How does the OECD expect to herd its cats? Secretary General Angel Gurría laid out the challenges in the speech he gave to announce the plan on July 19:

1) First, international tax rules will be developed to address the gaps between different countries’ tax systems, while still respecting the sovereignty of each country to design its own rules. Actions will be taken to neutralize hybrid mismatches and arbitrage, reinforce domestic legislation to protect the tax base of countries against shifting of profits to tax havens (through strengthening the so-called “CFC” rules—Controlled Foreign Companies) and limit interest deductibility).

2) Second, the existing rules on tax treaties and transfer pricing will be revisited to fix their deficiencies and to align them with substance and value creation. The Action Plan aims to prevent “treaty-shopping” and to revise the definition of the permanent establishment, to prevent BEPS. Three actions are identified in the area of transfer pricing to put an end to the divorce between the location of profits and the location of real activities. Importantly, there is recognition that if the “arm’s length” principle is not fit to address these issues properly, measures that go beyond it will be introduced.

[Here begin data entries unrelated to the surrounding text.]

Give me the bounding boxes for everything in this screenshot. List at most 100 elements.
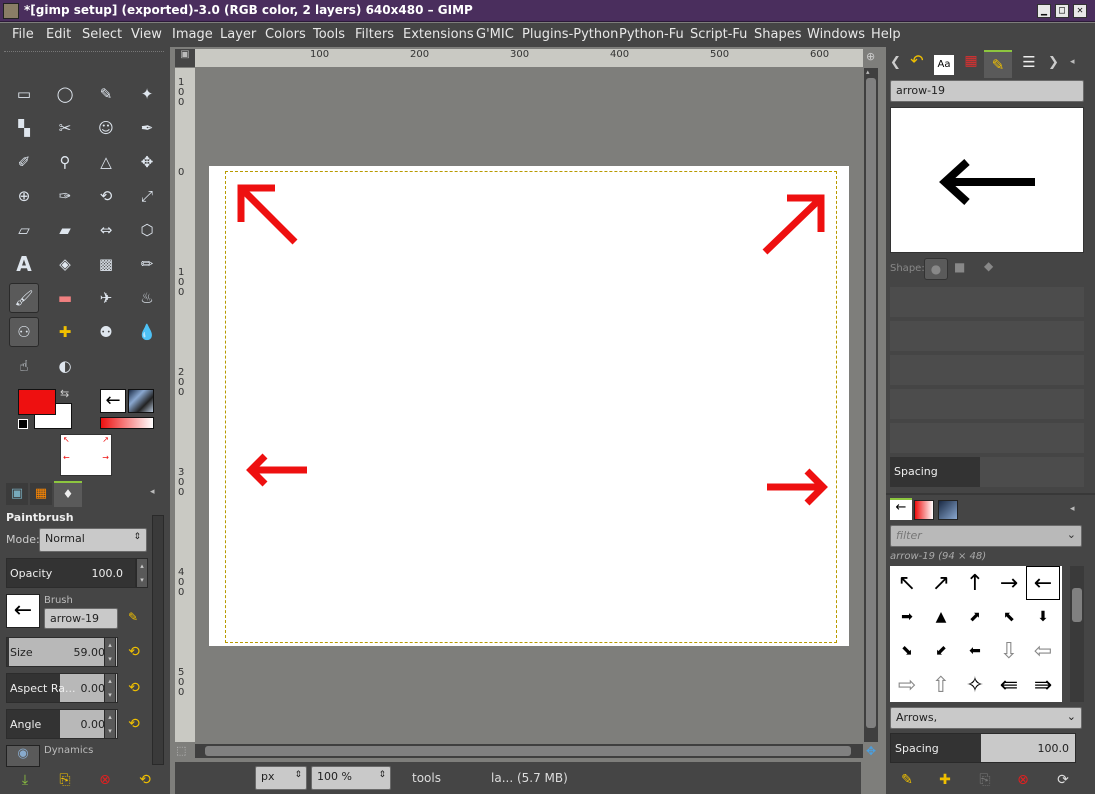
zoom-on-resize-icon[interactable]: ⊕	[866, 50, 875, 63]
menu-python-fu[interactable]: Python-Fu	[619, 27, 684, 42]
menu-script-fu[interactable]: Script-Fu	[690, 27, 747, 42]
duplicate-brush-icon[interactable]: ⎘	[974, 769, 996, 791]
unit-select[interactable]: px ⇕	[255, 766, 307, 790]
lower-dock-menu-icon[interactable]: ◂	[1070, 504, 1075, 514]
ruler-corner[interactable]: ▣	[175, 49, 195, 67]
shape-circle-button[interactable]: ●	[924, 258, 948, 280]
active-pattern-icon[interactable]	[128, 389, 154, 413]
tab-fonts[interactable]: Aa	[934, 55, 954, 75]
minimize-button[interactable]: ▁	[1037, 4, 1051, 18]
new-brush-icon[interactable]: ✚	[934, 769, 956, 791]
move-icon[interactable]: ✥	[134, 149, 160, 175]
eraser-icon[interactable]: ▬	[52, 285, 78, 311]
brush-cell[interactable]: ⬅	[958, 634, 992, 668]
brush-grid[interactable]: ↖ ↗ ↑ → ← ➡ ▲ ⬈ ⬉ ⬇ ⬊ ⬋ ⬅ ⇩ ⇦ ⇨ ⇧ ✧ ⇚ ⇛	[890, 566, 1062, 702]
flip-icon[interactable]: ⇔	[93, 217, 119, 243]
menu-plugins-python[interactable]: Plugins-Python	[522, 27, 618, 42]
color-select-icon[interactable]: ▚	[11, 115, 37, 141]
top-ruler[interactable]: 100 200 300 400 500 600	[195, 49, 863, 67]
tab-device-status[interactable]: ▣	[6, 483, 28, 505]
save-tool-preset-icon[interactable]: ⤓	[14, 769, 36, 791]
pencil-icon[interactable]: ✏	[134, 251, 160, 277]
navigate-icon[interactable]: ✥	[866, 744, 876, 758]
left-ruler[interactable]: 100 0 100 200 300 400 500	[175, 68, 195, 742]
size-reset-icon[interactable]: ⟲	[124, 642, 144, 662]
menu-image[interactable]: Image	[172, 27, 213, 42]
tab-brushes-lower[interactable]: ←	[890, 498, 912, 520]
brush-cell[interactable]: ↑	[958, 566, 992, 600]
align-icon[interactable]: ⊕	[11, 183, 37, 209]
tab-layers[interactable]: ☰	[1016, 53, 1042, 75]
tab-brushes[interactable]: ✎	[984, 50, 1012, 78]
free-select-icon[interactable]: ✎	[93, 81, 119, 107]
opacity-spin[interactable]: ▴ ▾	[136, 558, 148, 588]
ink-icon[interactable]: ♨	[134, 285, 160, 311]
default-colors-icon[interactable]	[18, 419, 28, 429]
dock-right-arrow[interactable]: ❯	[1048, 55, 1059, 70]
text-icon[interactable]: A	[11, 251, 37, 277]
close-button[interactable]: ✕	[1073, 4, 1087, 18]
brush-grid-scrollbar[interactable]	[1070, 566, 1084, 702]
brush-cell[interactable]: ▲	[924, 600, 958, 634]
paintbrush-icon[interactable]: 🖌	[9, 283, 39, 313]
menu-gmic[interactable]: G'MIC	[476, 27, 514, 42]
zoom-icon[interactable]: ⚲	[52, 149, 78, 175]
brush-name-display[interactable]: arrow-19	[890, 80, 1084, 102]
tab-channels[interactable]: ▦	[960, 53, 982, 75]
tab-palettes[interactable]: ▦	[30, 483, 52, 505]
brush-cell[interactable]: ↖	[890, 566, 924, 600]
brush-cell[interactable]: ⬋	[924, 634, 958, 668]
brush-cell[interactable]: ⇧	[924, 668, 958, 702]
brush-tag-select[interactable]: Arrows, ⌄	[890, 707, 1082, 729]
dynamics-button[interactable]: ◉	[6, 745, 40, 767]
scissors-icon[interactable]: ✂	[52, 115, 78, 141]
foreground-select-icon[interactable]: ☺	[93, 115, 119, 141]
aspect-reset-icon[interactable]: ⟲	[124, 678, 144, 698]
menu-filters[interactable]: Filters	[355, 27, 394, 42]
spacing-slider[interactable]: Spacing	[890, 457, 1084, 487]
edit-brush-icon[interactable]: ✎	[128, 610, 138, 624]
tab-patterns[interactable]	[938, 500, 958, 520]
fuzzy-select-icon[interactable]: ✦	[134, 81, 160, 107]
tab-tool-options[interactable]: ♦	[54, 481, 82, 507]
brush-cell[interactable]: ←	[1026, 566, 1060, 600]
reset-tool-options-icon[interactable]: ⟲	[134, 769, 156, 791]
scale-icon[interactable]: ⤢	[134, 183, 160, 209]
active-brush-icon[interactable]: ←	[100, 389, 126, 413]
menu-file[interactable]: File	[12, 27, 34, 42]
size-spin[interactable]: ▴ ▾	[104, 637, 116, 667]
brush-cell[interactable]: ✧	[958, 668, 992, 702]
menu-layer[interactable]: Layer	[220, 27, 256, 42]
opacity-slider[interactable]: Opacity 100.0	[6, 558, 136, 588]
brush-preview-button[interactable]: ←	[6, 594, 40, 628]
bucket-fill-icon[interactable]: ◈	[52, 251, 78, 277]
edit-brush-button-icon[interactable]: ✎	[896, 769, 918, 791]
menu-windows[interactable]: Windows	[807, 27, 865, 42]
angle-spin[interactable]: ▴ ▾	[104, 709, 116, 739]
heal-icon[interactable]: ✚	[52, 319, 78, 345]
menu-edit[interactable]: Edit	[46, 27, 71, 42]
size-slider[interactable]: Size 59.00	[6, 637, 118, 667]
clone-icon[interactable]: ⚇	[9, 317, 39, 347]
airbrush-icon[interactable]: ✈	[93, 285, 119, 311]
restore-tool-preset-icon[interactable]: ⎘	[54, 769, 76, 791]
shape-square-button[interactable]: ■	[954, 260, 965, 274]
brush-cell[interactable]: ⬉	[992, 600, 1026, 634]
blur-icon[interactable]: 💧	[134, 319, 160, 345]
brush-cell[interactable]: ⬈	[958, 600, 992, 634]
menu-help[interactable]: Help	[871, 27, 901, 42]
menu-view[interactable]: View	[131, 27, 162, 42]
shape-diamond-button[interactable]: ◆	[984, 259, 993, 273]
tool-options-scrollbar[interactable]	[152, 515, 164, 765]
menu-tools[interactable]: Tools	[313, 27, 345, 42]
maximize-button[interactable]: □	[1055, 4, 1069, 18]
brush-cell[interactable]: ⇚	[992, 668, 1026, 702]
aspect-spin[interactable]: ▴ ▾	[104, 673, 116, 703]
perspective-clone-icon[interactable]: ⚉	[93, 319, 119, 345]
quick-mask-icon[interactable]: ⬚	[176, 744, 186, 757]
brush-cell[interactable]: ⇩	[992, 634, 1026, 668]
measure-icon[interactable]: △	[93, 149, 119, 175]
image-preview-thumbnail[interactable]: ↖ ↗ ← →	[60, 434, 112, 476]
dodge-burn-icon[interactable]: ◐	[52, 353, 78, 379]
refresh-brushes-icon[interactable]: ⟳	[1052, 769, 1074, 791]
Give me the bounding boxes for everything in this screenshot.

3) Third, more transparency will be established, including through a “country-by-country” reporting by companies to tax administrations on their worldwide allocation of profits. It also requires more transparency between governments, with the need for countries to disclose tax rulings and other tax benefits to their partners. Going forward we will carry out a comprehensive analysis of the economic impact on BEPS, including the effects on taxpayers’ behavior and on public finances, and we will look at their macroeconomic implications including international spill-overs.

Many companies benefit from the current international tax mess, with its host of arbitrage opportunities. Saving on taxes gives a multinational an unfair advantage over a domestic company. So corporate lobbies will be hard at work to kill this effort.

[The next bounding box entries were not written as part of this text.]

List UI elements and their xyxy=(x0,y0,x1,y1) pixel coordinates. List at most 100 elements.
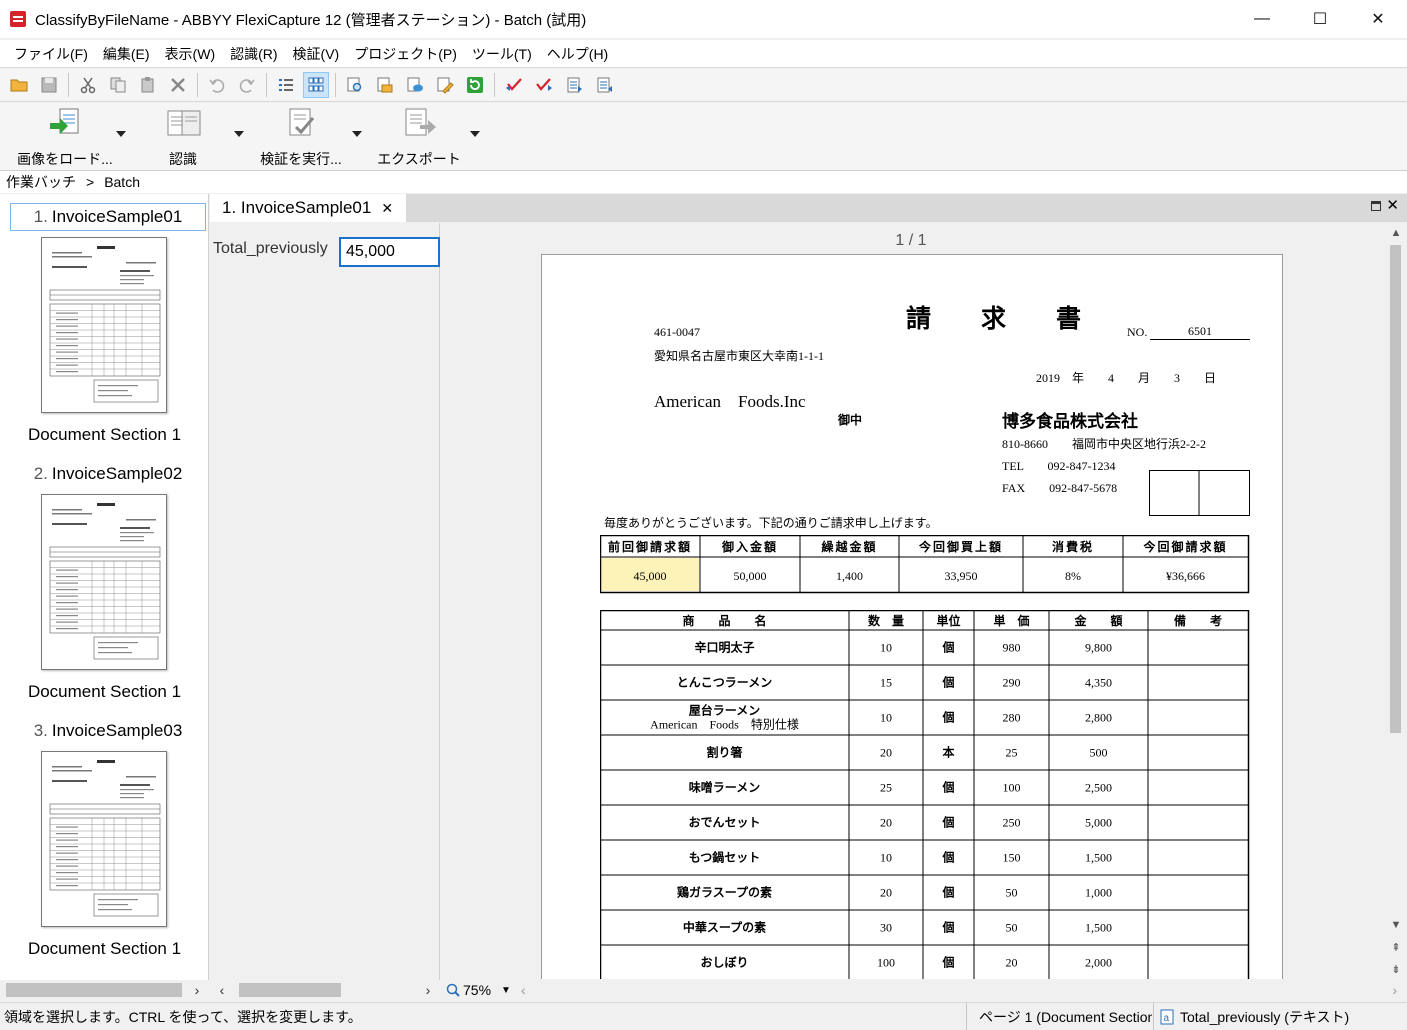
scroll-left-icon[interactable]: ‹ xyxy=(213,980,231,1000)
menu-edit[interactable]: 編集(E) xyxy=(97,44,159,64)
items-cell: 9,800 xyxy=(1085,641,1112,655)
menu-bar: ファイル(F) 編集(E) 表示(W) 認識(R) 検証(V) プロジェクト(P… xyxy=(0,40,1407,68)
export-button[interactable]: エクスポート xyxy=(364,103,480,170)
scroll-down-icon[interactable]: ▼ xyxy=(1385,915,1407,935)
scroll-right-icon[interactable]: › xyxy=(419,980,437,1000)
document-title[interactable]: 1. InvoiceSample01 xyxy=(10,203,206,231)
summary-header: 今回御買上額 xyxy=(918,539,1003,554)
save-icon[interactable] xyxy=(36,72,62,98)
invoice-company: 博多食品株式会社 xyxy=(1002,412,1138,431)
close-button[interactable]: ✕ xyxy=(1349,0,1407,38)
refresh-icon[interactable] xyxy=(462,72,488,98)
open-folder-icon[interactable] xyxy=(6,72,32,98)
document-thumbnail[interactable] xyxy=(41,237,167,413)
redo-icon[interactable] xyxy=(234,72,260,98)
document-network-icon[interactable] xyxy=(402,72,428,98)
paste-icon[interactable] xyxy=(135,72,161,98)
invoice-page[interactable]: 請 求 書 461-0047 愛知県名古屋市東区大幸南1-1-1 NO. 650… xyxy=(541,254,1283,979)
status-message: 領域を選択します。CTRL を使って、選択を変更します。 xyxy=(4,1008,362,1025)
image-viewer[interactable]: 1 / 1 請 求 書 461-0047 愛知県名古屋市東区大幸南1-1-1 N… xyxy=(441,223,1385,979)
page-up-icon[interactable]: ⇞ xyxy=(1385,937,1407,957)
items-cell: おでんセット xyxy=(688,816,760,830)
scroll-thumb[interactable] xyxy=(239,983,341,997)
field-panel: Total_previously 45,000 xyxy=(210,223,440,981)
items-cell: 1,000 xyxy=(1085,886,1112,900)
tab-close-icon[interactable]: ✕ xyxy=(381,200,393,217)
next-document-icon[interactable] xyxy=(591,72,617,98)
undo-icon[interactable] xyxy=(204,72,230,98)
thumbnail-view-icon[interactable] xyxy=(303,72,329,98)
menu-help[interactable]: ヘルプ(H) xyxy=(541,44,617,64)
document-title[interactable]: 2. InvoiceSample02 xyxy=(10,460,206,488)
copy-icon[interactable] xyxy=(105,72,131,98)
menu-tools[interactable]: ツール(T) xyxy=(466,44,541,64)
invoice-postal-code: 461-0047 xyxy=(654,325,700,339)
items-cell: 10 xyxy=(880,851,892,865)
items-cell: 10 xyxy=(880,711,892,725)
viewer-vertical-scrollbar[interactable]: ▲ ▼ ⇞ ⇟ xyxy=(1385,223,1407,979)
export-dropdown-icon[interactable] xyxy=(470,131,480,137)
menu-view[interactable]: 表示(W) xyxy=(159,44,225,64)
items-cell: American Foods 特別仕様 xyxy=(650,717,799,732)
field-panel-horizontal-scrollbar[interactable]: ‹ › xyxy=(211,980,440,1000)
items-header: 金 額 xyxy=(1073,613,1122,628)
summary-value: 50,000 xyxy=(734,569,767,583)
menu-recognize[interactable]: 認識(R) xyxy=(224,44,286,64)
menu-file[interactable]: ファイル(F) xyxy=(8,44,97,64)
tab-invoicesample01[interactable]: 1. InvoiceSample01 ✕ xyxy=(210,194,406,222)
page-down-icon[interactable]: ⇟ xyxy=(1385,959,1407,979)
maximize-button[interactable]: ☐ xyxy=(1291,0,1349,38)
verify-dropdown-icon[interactable] xyxy=(352,131,362,137)
cut-icon[interactable] xyxy=(75,72,101,98)
breadcrumb-root[interactable]: 作業バッチ xyxy=(6,172,76,192)
invoice-company-address: 810-8660 福岡市中央区地行浜2-2-2 xyxy=(1002,437,1206,451)
export-label: エクスポート xyxy=(377,151,461,167)
load-images-button[interactable]: 画像をロード... xyxy=(10,103,126,170)
previous-error-icon[interactable] xyxy=(501,72,527,98)
close-pane-icon[interactable]: ✕ xyxy=(1386,196,1399,214)
thumbnail-content xyxy=(49,760,161,917)
total-previously-input[interactable]: 45,000 xyxy=(339,237,440,267)
zoom-dropdown-icon[interactable]: ▼ xyxy=(501,985,511,996)
scroll-left-icon[interactable]: ‹ xyxy=(521,982,526,998)
menu-verify[interactable]: 検証(V) xyxy=(287,44,349,64)
breadcrumb-separator: > xyxy=(86,174,95,190)
recognize-button[interactable]: 認識 xyxy=(128,103,244,170)
document-thumbnail[interactable] xyxy=(41,751,167,927)
document-title[interactable]: 3. InvoiceSample03 xyxy=(10,717,206,745)
load-images-dropdown-icon[interactable] xyxy=(116,131,126,137)
zoom-icon[interactable] xyxy=(446,983,460,997)
minimize-button[interactable]: — xyxy=(1233,0,1291,38)
summary-header: 繰越金額 xyxy=(821,539,877,554)
invoice-greeting: 毎度ありがとうございます。下記の通りご請求申し上げます。 xyxy=(604,516,938,530)
document-list-horizontal-scrollbar[interactable]: › xyxy=(0,980,210,1000)
items-cell: 20 xyxy=(880,816,892,830)
document-edit-icon[interactable] xyxy=(432,72,458,98)
text-field-icon: a xyxy=(1160,1009,1174,1025)
previous-document-icon[interactable] xyxy=(561,72,587,98)
scroll-thumb[interactable] xyxy=(6,983,182,997)
breadcrumb-current[interactable]: Batch xyxy=(104,174,140,190)
items-cell: とんこつラーメン xyxy=(677,676,773,690)
next-error-icon[interactable] xyxy=(531,72,557,98)
batch-search-icon[interactable] xyxy=(342,72,368,98)
scroll-thumb[interactable] xyxy=(1390,245,1401,733)
details-view-icon[interactable] xyxy=(273,72,299,98)
scroll-up-icon[interactable]: ▲ xyxy=(1385,223,1407,243)
recognize-dropdown-icon[interactable] xyxy=(234,131,244,137)
items-cell: おしぼり xyxy=(700,956,748,970)
window-controls: — ☐ ✕ xyxy=(1233,0,1407,38)
items-cell: 20 xyxy=(1006,956,1018,970)
items-cell: 個 xyxy=(941,850,954,865)
restore-pane-icon[interactable] xyxy=(1371,201,1381,211)
document-thumbnail[interactable] xyxy=(41,494,167,670)
scroll-right-icon[interactable]: › xyxy=(1392,982,1397,998)
scroll-right-icon[interactable]: › xyxy=(188,980,206,1000)
menu-project[interactable]: プロジェクト(P) xyxy=(348,44,466,64)
zoom-level[interactable]: 75% xyxy=(463,982,491,998)
delete-icon[interactable] xyxy=(165,72,191,98)
invoice-no-value: 6501 xyxy=(1150,324,1250,340)
document-folder-icon[interactable] xyxy=(372,72,398,98)
svg-text:a: a xyxy=(1164,1013,1170,1024)
verify-button[interactable]: 検証を実行... xyxy=(246,103,362,170)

The OECD goes to some pains to show that BEPS is a real problem, to counter lobbyists’ assertions that the tax system works fine. The chart below, from an earlier OECD report on the subject, shows the percent of corporate taxes as a percentage of GDP. Corporates have a host of counter-arguments, most obviously, that the tax system works as it is. A partial list is available on The Tax Analysts Blog, (How Will Business Lobbyists Spin the OECD Action Plan?) by Martin Sullivan.